Friday, January 8, 2010

This week in nanotechnology, Jan 8, 2010

With the passage of a molecule through the labyrinth of a chemical system being so critical to catalysis and other important chemical processes, computer simulations are frequently used to model potential molecule/labyrinth interactions. In the past, such simulations have been expensive and time-consuming to carry out, but now researchers have developed a new algorithm that should make future simulations easier and faster to compute, and yield much more accurate results.

To circumvent the limitations of conventional computers in tackling the problems of understanding and modeling the behavior of complex quantum systems, physicists have proposed using well-understood quantum systems called ‘quantum simulators’ (or ‘quantum emulators’) to emulate similar, but otherwise poorly understood, quantum systems.
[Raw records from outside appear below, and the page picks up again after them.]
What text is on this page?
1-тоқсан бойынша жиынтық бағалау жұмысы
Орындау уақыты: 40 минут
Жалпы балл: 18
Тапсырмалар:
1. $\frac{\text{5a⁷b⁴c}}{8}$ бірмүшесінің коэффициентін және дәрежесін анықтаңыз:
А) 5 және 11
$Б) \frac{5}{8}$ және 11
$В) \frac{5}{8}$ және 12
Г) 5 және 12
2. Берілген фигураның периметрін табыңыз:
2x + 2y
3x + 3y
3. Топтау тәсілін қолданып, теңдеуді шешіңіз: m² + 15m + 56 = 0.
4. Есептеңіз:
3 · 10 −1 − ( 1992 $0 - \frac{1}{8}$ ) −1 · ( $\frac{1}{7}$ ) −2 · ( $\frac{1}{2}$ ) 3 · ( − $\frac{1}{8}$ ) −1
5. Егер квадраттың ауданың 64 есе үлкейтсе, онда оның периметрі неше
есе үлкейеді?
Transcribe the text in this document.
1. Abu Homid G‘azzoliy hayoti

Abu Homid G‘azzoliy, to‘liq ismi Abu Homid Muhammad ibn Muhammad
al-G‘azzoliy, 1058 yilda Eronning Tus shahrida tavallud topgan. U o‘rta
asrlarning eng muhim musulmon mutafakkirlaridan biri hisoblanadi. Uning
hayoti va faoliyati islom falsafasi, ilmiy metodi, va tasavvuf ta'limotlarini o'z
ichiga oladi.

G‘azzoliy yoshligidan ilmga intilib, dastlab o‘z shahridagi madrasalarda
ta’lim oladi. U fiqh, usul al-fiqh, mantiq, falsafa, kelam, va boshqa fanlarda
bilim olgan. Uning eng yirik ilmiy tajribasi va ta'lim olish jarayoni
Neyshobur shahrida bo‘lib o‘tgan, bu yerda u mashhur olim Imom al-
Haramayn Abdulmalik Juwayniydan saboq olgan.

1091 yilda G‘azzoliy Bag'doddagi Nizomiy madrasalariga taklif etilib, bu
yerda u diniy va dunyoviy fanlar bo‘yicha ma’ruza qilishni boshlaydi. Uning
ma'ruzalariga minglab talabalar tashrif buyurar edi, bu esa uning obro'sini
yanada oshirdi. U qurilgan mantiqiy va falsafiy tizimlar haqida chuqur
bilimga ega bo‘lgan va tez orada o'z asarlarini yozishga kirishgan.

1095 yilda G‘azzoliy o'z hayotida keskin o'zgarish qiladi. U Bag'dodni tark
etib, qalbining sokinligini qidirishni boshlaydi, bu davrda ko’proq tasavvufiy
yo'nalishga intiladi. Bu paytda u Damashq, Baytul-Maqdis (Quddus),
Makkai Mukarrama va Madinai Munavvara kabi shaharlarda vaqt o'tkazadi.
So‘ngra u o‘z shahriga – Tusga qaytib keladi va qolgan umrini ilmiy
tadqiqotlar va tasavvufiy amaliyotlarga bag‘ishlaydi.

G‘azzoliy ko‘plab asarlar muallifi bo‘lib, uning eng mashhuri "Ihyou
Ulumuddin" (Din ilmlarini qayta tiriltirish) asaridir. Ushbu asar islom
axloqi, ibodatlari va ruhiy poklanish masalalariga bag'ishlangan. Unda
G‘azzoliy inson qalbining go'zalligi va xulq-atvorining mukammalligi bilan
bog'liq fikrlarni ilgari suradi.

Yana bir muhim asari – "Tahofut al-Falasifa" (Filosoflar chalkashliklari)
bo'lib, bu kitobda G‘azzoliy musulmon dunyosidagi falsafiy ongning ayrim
Schematic diagrams of three types of quantum simulators

Schematic diagrams of three types of quantum simulators: atoms (red) held in place by an optical field (green; top left); ions (yellow) aligned using an electromagnetic field (top right); and superconducting circuits (bottom) (Image: RIKEN)

Scientists at the University of Glasgow have imaged the self-assembly of nanoparticles, unveiling the blueprint for building designer molecular machines atom-by-atom.

A new class of biodegradable nanosized particles that can easily slip through the body’s sticky and viscous mucus secretions to deliver a sustained-release medication cargo.

Researchers have for the first time observed a nanoscale symmetry hidden in solid state matter. They have measured the signatures of a symmetry showing the same attributes as the golden ratio famous from art and architecture.